Emma and Pip, short for Philippa already know each other at school. In the same year group, 5/6, they hate each other with a vengeance. Now that they are to become a blended family, their hostility increases. Once the marriage takes place and they are to share one house, Pip and Emma are given bedrooms next to each other in the attic, and the parents blithely expect the two girls to become sisters overnight. They do not see the enmity which exists between them, each blaming their own child for a lack of patience with the other. But one night at a sleepover Pip's friends come along with a witches book they have found in a secondhand bookshop. Casting spells, things go very wrong indeed, and when Emma tells Pip to lighten up, she does, spectacularly.

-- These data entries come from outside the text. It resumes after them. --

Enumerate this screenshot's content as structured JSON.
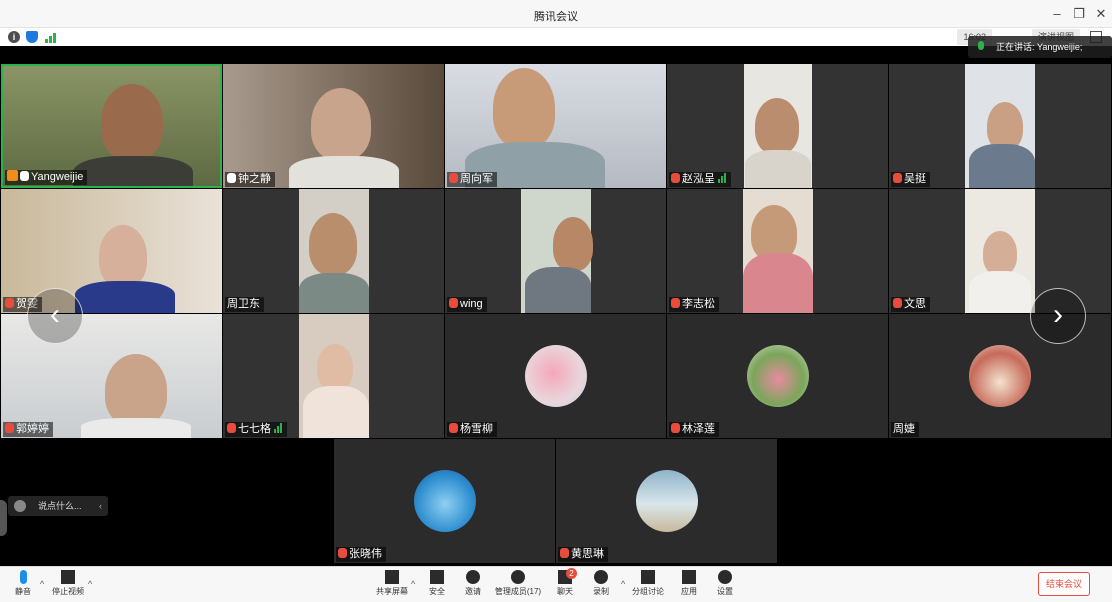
{
  "window": {
    "title": "腾讯会议"
  },
  "status": {
    "time": "16:02",
    "view_label": "演讲视图"
  },
  "speaking": {
    "label": "正在讲话: Yangweijie;"
  },
  "participants": [
    {
      "name": "Yangweijie",
      "mic": "on",
      "host": true,
      "active": true
    },
    {
      "name": "钟之静",
      "mic": "on"
    },
    {
      "name": "周向军",
      "mic": "off"
    },
    {
      "name": "赵泓呈",
      "mic": "off",
      "signal": true
    },
    {
      "name": "吴挺",
      "mic": "off"
    },
    {
      "name": "贺雯",
      "mic": "off"
    },
    {
      "name": "周卫东",
      "mic": "none"
    },
    {
      "name": "wing",
      "mic": "off"
    },
    {
      "name": "李志松",
      "mic": "off"
    },
    {
      "name": "文思",
      "mic": "off"
    },
    {
      "name": "郭婷婷",
      "mic": "off"
    },
    {
      "name": "七七格",
      "mic": "off",
      "signal": true
    },
    {
      "name": "杨雪柳",
      "mic": "off"
    },
    {
      "name": "林泽莲",
      "mic": "off"
    },
    {
      "name": "周婕",
      "mic": "none"
    },
    {
      "name": "张晓伟",
      "mic": "off"
    },
    {
      "name": "黄思琳",
      "mic": "off"
    }
  ],
  "chat": {
    "placeholder": "说点什么..."
  },
  "toolbar": {
    "mute": "静音",
    "stop_video": "停止视频",
    "share_screen": "共享屏幕",
    "security": "安全",
    "invite": "邀请",
    "manage_members": "管理成员(17)",
    "chat": "聊天",
    "chat_badge": "2",
    "record": "录制",
    "breakout": "分组讨论",
    "apps": "应用",
    "settings": "设置",
    "end_meeting": "结束会议"
  },
  "icons": [
    "info-icon",
    "shield-icon",
    "signal-icon",
    "fullscreen-icon",
    "mic-icon",
    "camera-icon",
    "share-screen-icon",
    "security-icon",
    "invite-icon",
    "members-icon",
    "chat-icon",
    "record-icon",
    "breakout-icon",
    "apps-icon",
    "settings-icon",
    "arrow-left-icon",
    "arrow-right-icon",
    "smile-icon"
  ],
  "colors": {
    "accent_green": "#2bb24c",
    "mic_blue": "#1d8fe8",
    "end_red": "#e74c3c"
  }
}
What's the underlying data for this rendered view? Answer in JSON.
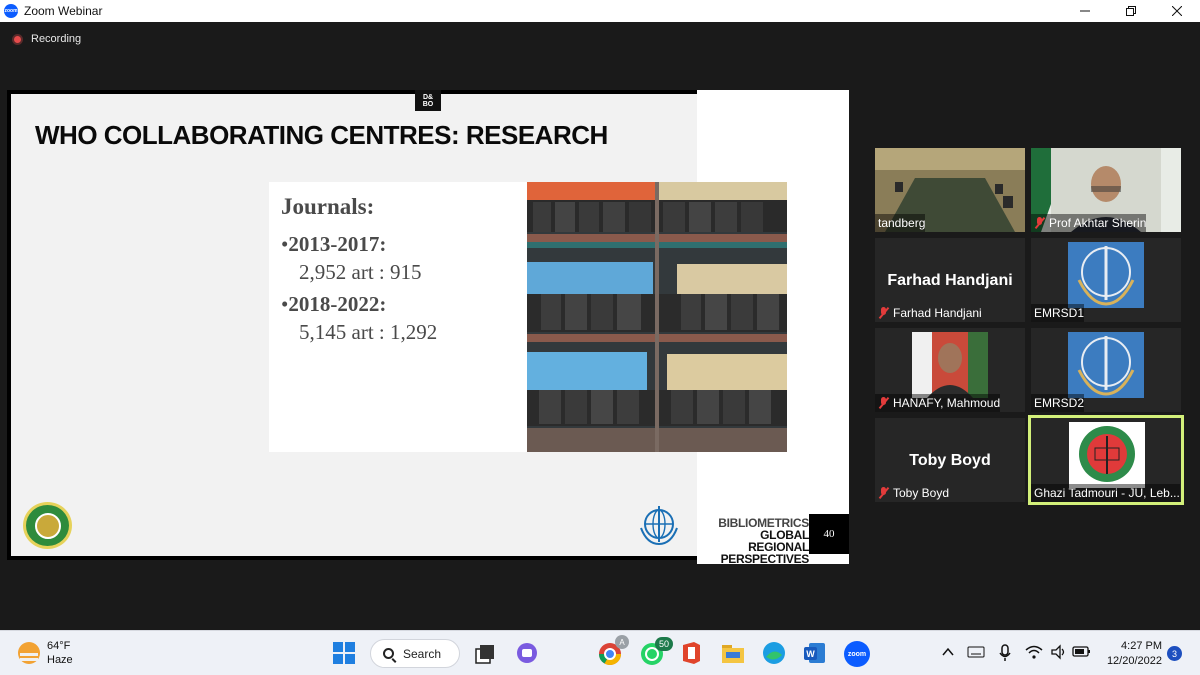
{
  "window": {
    "app_icon": "zoom-icon",
    "title": "Zoom Webinar",
    "controls": [
      "minimize-icon",
      "restore-icon",
      "close-icon"
    ]
  },
  "recording": {
    "label": "Recording",
    "color": "#e54b4b"
  },
  "slide": {
    "tab_label": "D&\nBO",
    "title": "WHO COLLABORATING CENTRES: RESEARCH",
    "journals_heading": "Journals:",
    "periods": [
      {
        "years": "2013-2017:",
        "counts": "2,952 art : 915"
      },
      {
        "years": "2018-2022:",
        "counts": "5,145 art : 1,292"
      }
    ],
    "bullet": "•",
    "footer": {
      "line1": "BIBLIOMETRICS",
      "line2": "GLOBAL REGIONAL",
      "line3": "PERSPECTIVES",
      "page_number": "40"
    }
  },
  "gallery": [
    {
      "name": "tandberg",
      "muted": false,
      "type": "video"
    },
    {
      "name": "Prof Akhtar Sherin",
      "muted": true,
      "type": "video"
    },
    {
      "name": "Farhad Handjani",
      "display_name": "Farhad Handjani",
      "muted": true,
      "type": "name-only"
    },
    {
      "name": "EMRSD1",
      "muted": false,
      "type": "who-logo"
    },
    {
      "name": "HANAFY, Mahmoud",
      "muted": true,
      "type": "video"
    },
    {
      "name": "EMRSD2",
      "muted": false,
      "type": "who-logo"
    },
    {
      "name": "Toby Boyd",
      "display_name": "Toby Boyd",
      "muted": true,
      "type": "name-only"
    },
    {
      "name": "Ghazi Tadmouri - JU, Leb...",
      "muted": false,
      "type": "logo",
      "active_speaker": true
    }
  ],
  "taskbar": {
    "weather": {
      "temp": "64°F",
      "condition": "Haze"
    },
    "search_label": "Search",
    "whatsapp_badge": "50",
    "time": "4:27 PM",
    "date": "12/20/2022",
    "notifications": "3",
    "apps": [
      "windows-start-icon",
      "search-icon",
      "task-view-icon",
      "chat-icon",
      "chrome-icon",
      "whatsapp-icon",
      "office-icon",
      "file-explorer-icon",
      "edge-icon",
      "word-icon",
      "zoom-icon"
    ],
    "tray": [
      "chevron-up-icon",
      "keyboard-icon",
      "microphone-icon",
      "wifi-icon",
      "volume-icon",
      "battery-icon"
    ]
  },
  "colors": {
    "active_speaker_border": "#d3f07a",
    "muted_red": "#e23b3b",
    "zoom_blue": "#0b5cff"
  }
}
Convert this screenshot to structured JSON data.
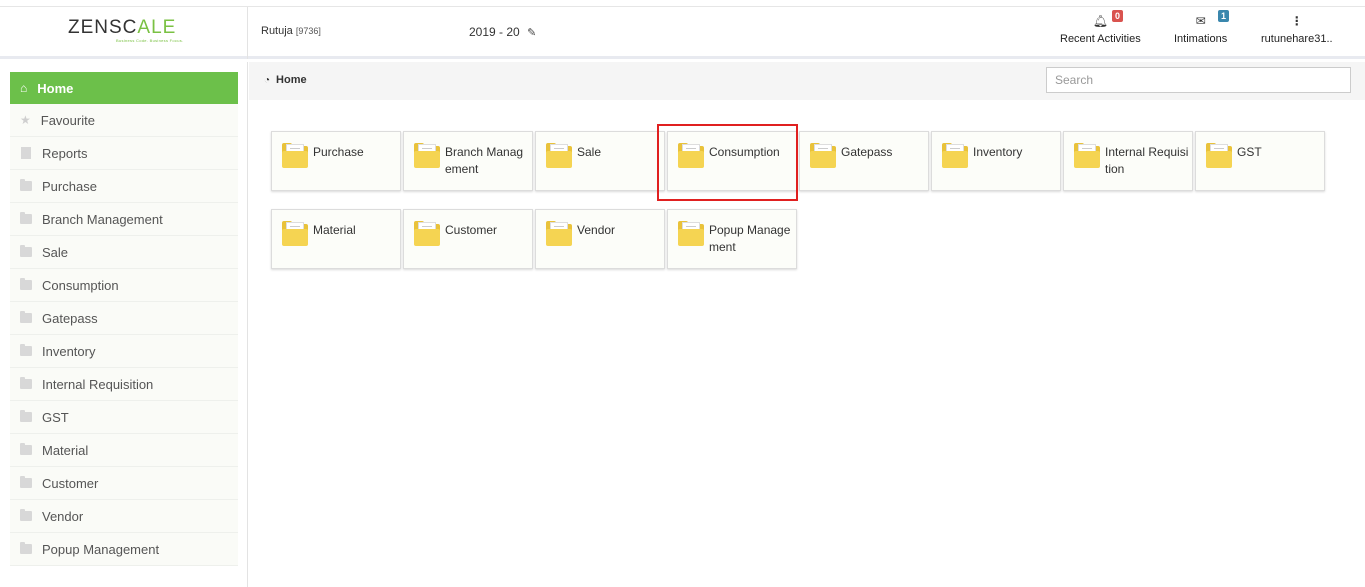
{
  "header": {
    "logo_prefix": "ZENSC",
    "logo_mid": "A",
    "logo_suffix": "LE",
    "logo_tagline": "Business Code. Business Focus.",
    "user_name": "Rutuja",
    "user_code": "[9736]",
    "financial_year": "2019 - 20",
    "recent_activities_label": "Recent Activities",
    "recent_activities_count": "0",
    "intimations_label": "Intimations",
    "intimations_count": "1",
    "user_menu_label": "rutunehare31.."
  },
  "sidebar": {
    "items": [
      {
        "label": "Home"
      },
      {
        "label": "Favourite"
      },
      {
        "label": "Reports"
      },
      {
        "label": "Purchase"
      },
      {
        "label": "Branch Management"
      },
      {
        "label": "Sale"
      },
      {
        "label": "Consumption"
      },
      {
        "label": "Gatepass"
      },
      {
        "label": "Inventory"
      },
      {
        "label": "Internal Requisition"
      },
      {
        "label": "GST"
      },
      {
        "label": "Material"
      },
      {
        "label": "Customer"
      },
      {
        "label": "Vendor"
      },
      {
        "label": "Popup Management"
      }
    ]
  },
  "breadcrumb": {
    "label": "Home"
  },
  "search": {
    "placeholder": "Search"
  },
  "tiles": [
    {
      "label": "Purchase"
    },
    {
      "label": "Branch Management"
    },
    {
      "label": "Sale"
    },
    {
      "label": "Consumption"
    },
    {
      "label": "Gatepass"
    },
    {
      "label": "Inventory"
    },
    {
      "label": "Internal Requisition"
    },
    {
      "label": "GST"
    },
    {
      "label": "Material"
    },
    {
      "label": "Customer"
    },
    {
      "label": "Vendor"
    },
    {
      "label": "Popup Management"
    }
  ],
  "colors": {
    "accent_green": "#6cc04a",
    "highlight_red": "#e02020",
    "folder_yellow": "#f5d452"
  },
  "icons": {
    "home": "home-icon",
    "favourite": "star-icon",
    "reports": "document-icon",
    "module": "folder-icon",
    "breadcrumb": "dashboard-icon",
    "recent_activities": "bell-icon",
    "intimations": "envelope-icon",
    "user_menu": "vertical-dots-icon",
    "fy_edit": "edit-icon"
  }
}
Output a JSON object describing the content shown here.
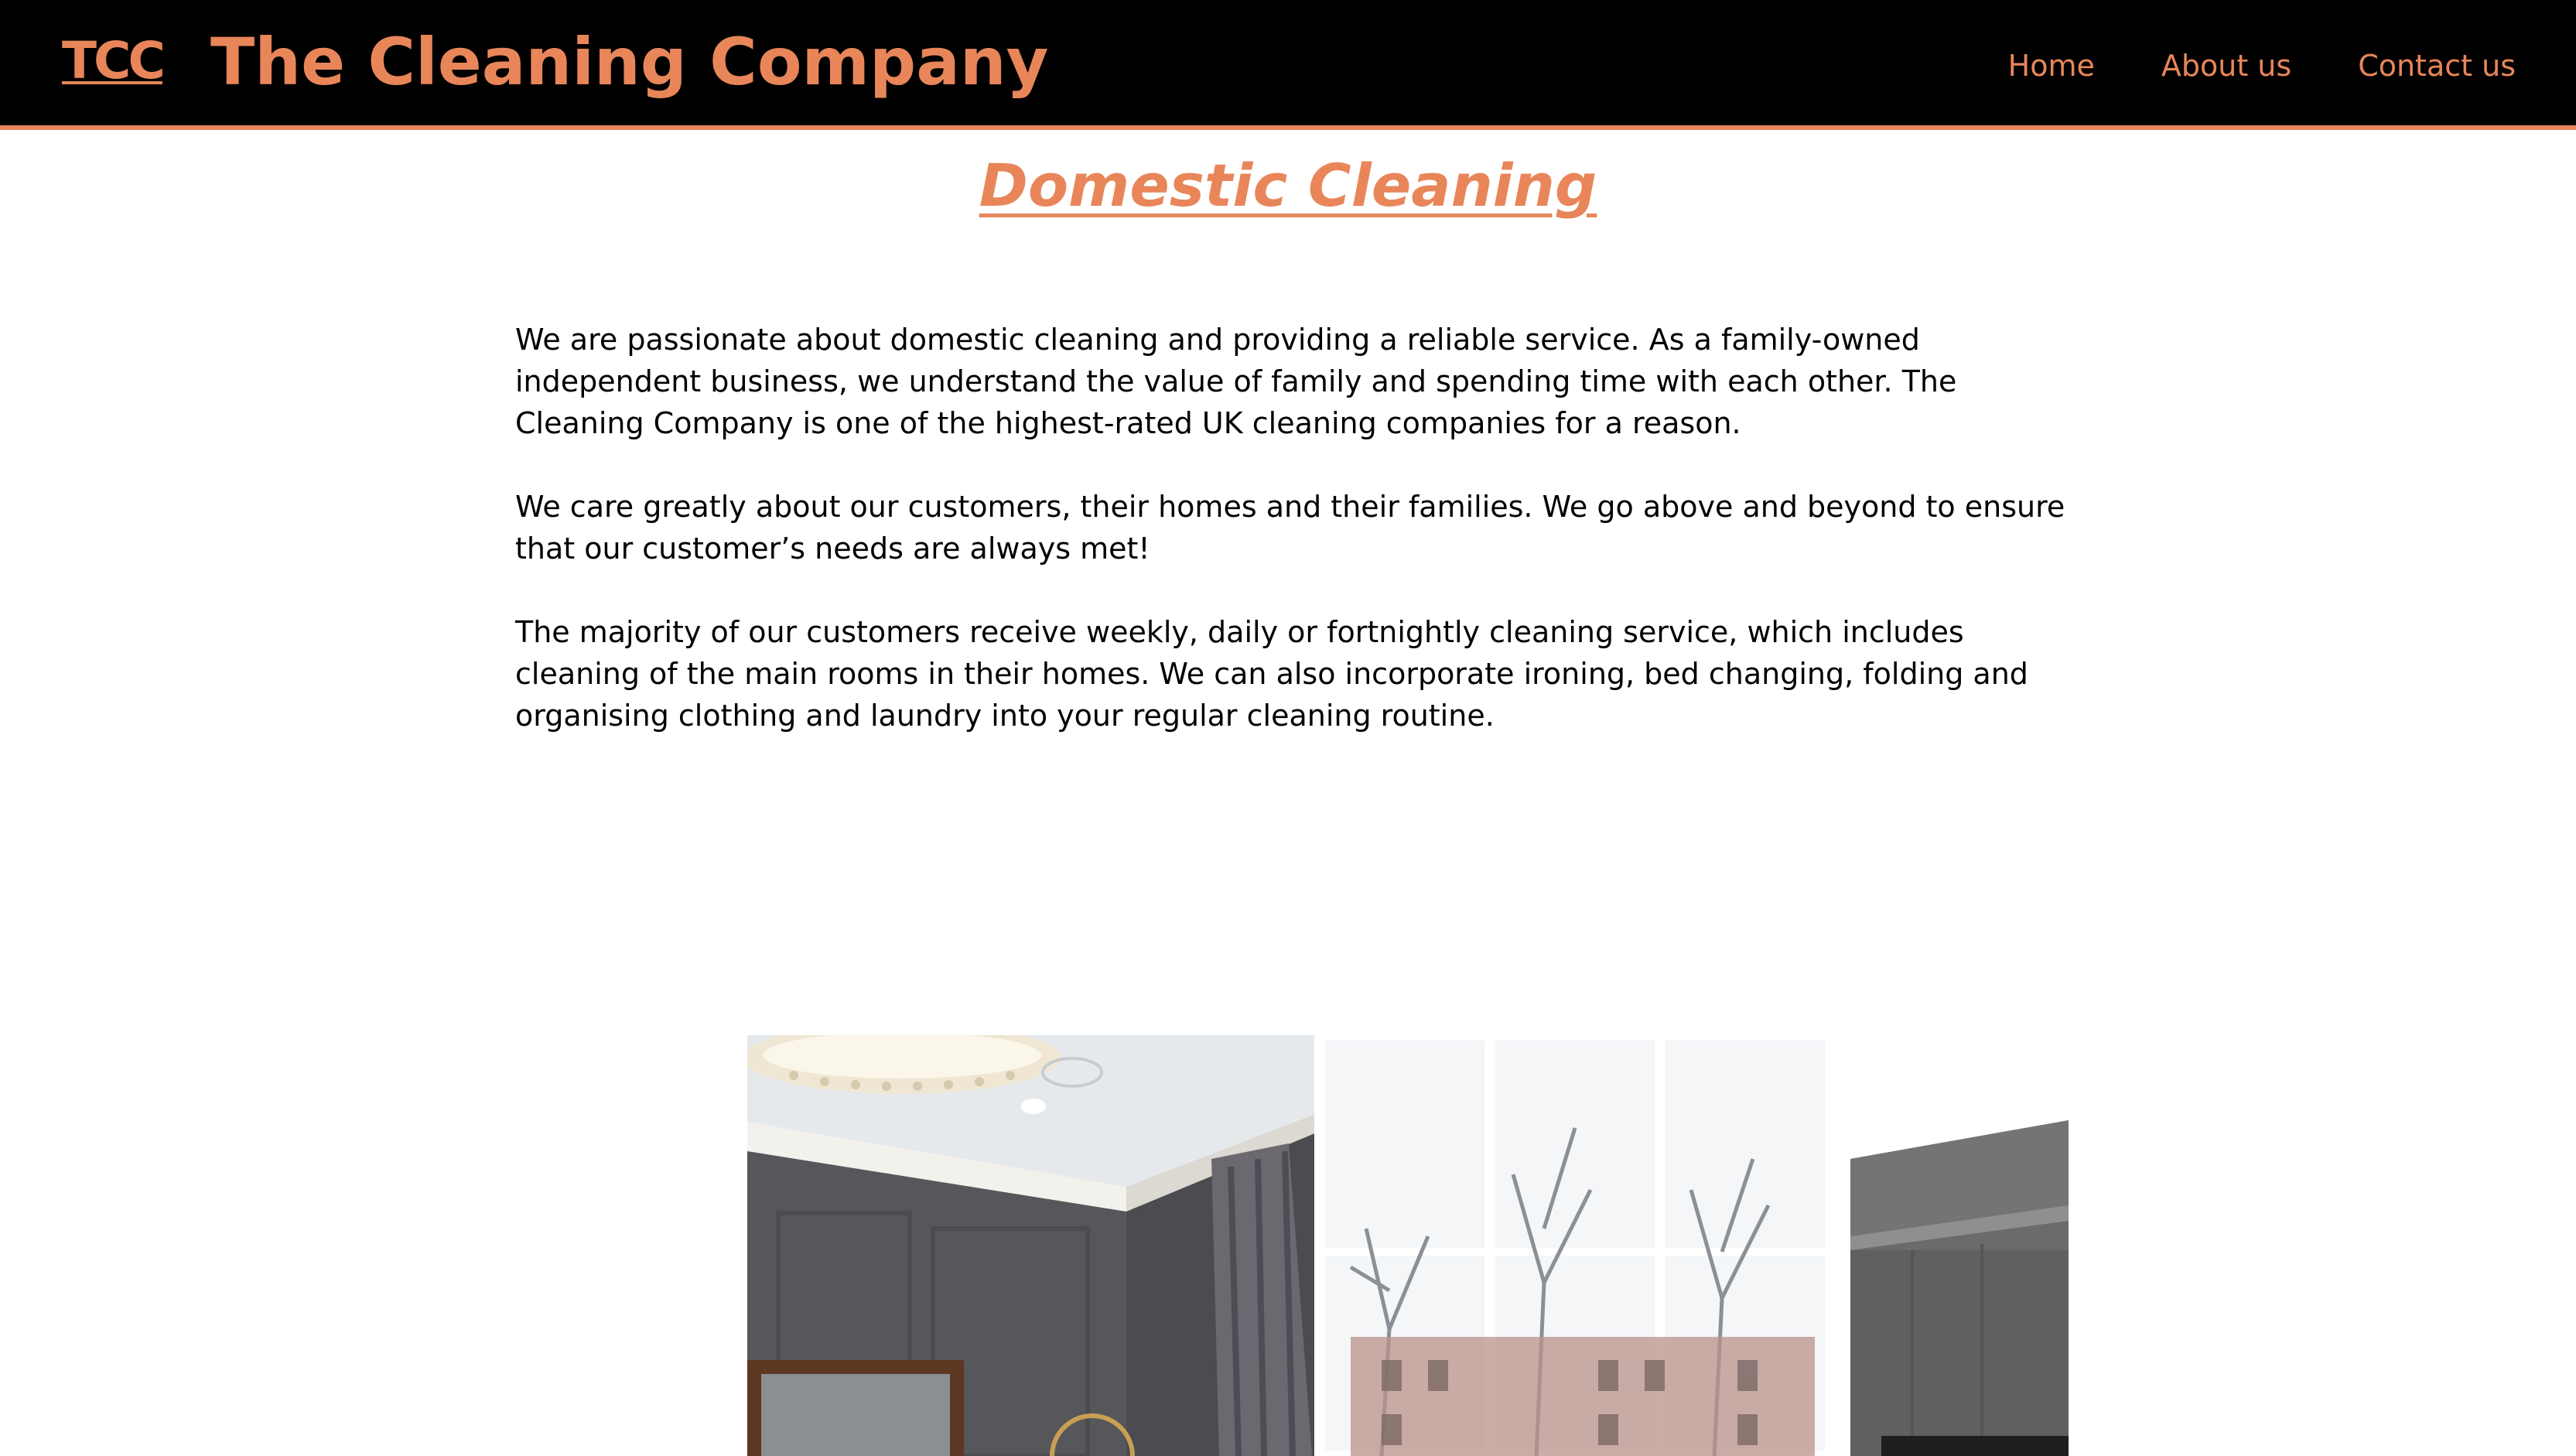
{
  "header": {
    "logo_text": "TCC",
    "site_title": "The Cleaning Company",
    "nav": [
      {
        "label": "Home"
      },
      {
        "label": "About us"
      },
      {
        "label": "Contact us"
      }
    ]
  },
  "main": {
    "heading": "Domestic Cleaning",
    "paragraphs": [
      "We are passionate about domestic cleaning and providing a reliable service. As a family-owned independent business, we understand the value of family and spending time with each other. The Cleaning Company is one of the highest-rated UK cleaning companies for a reason.",
      "We care greatly about our customers, their homes and their families. We go above and beyond to ensure that our customer’s needs are always met!",
      "The majority of our customers receive weekly, daily or fortnightly cleaning service, which includes cleaning of the main rooms in their homes. We can also incorporate ironing, bed changing, folding and organising clothing and laundry into your regular cleaning routine."
    ]
  },
  "colors": {
    "accent": "#e8865a",
    "header_bg": "#000000",
    "body_text": "#000000",
    "background": "#ffffff"
  }
}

A very readable story of blended families and their initial misunderstandings, once Emma becomes a witch and finds she has powers she doesn't want, the two must come to some mutual if cool understanding to set things right. Emma does not like being a witch and is very careful about what she says, but when she thinks about a storm and one appears, throwing Squeak with enough force to break his arm, she is racked by guilt. The five girls come back together to try to find the spell they were working on when the unexpected happened. But every time they find words that may help in the book, they disappear.
Fast moving, funny with astute observations about blended families and the issues that surround their making, about friendships and siblings, the book will appeal to upper primary people, particularly those absorbed by the idea of witches, spells and the vaguely supernatural.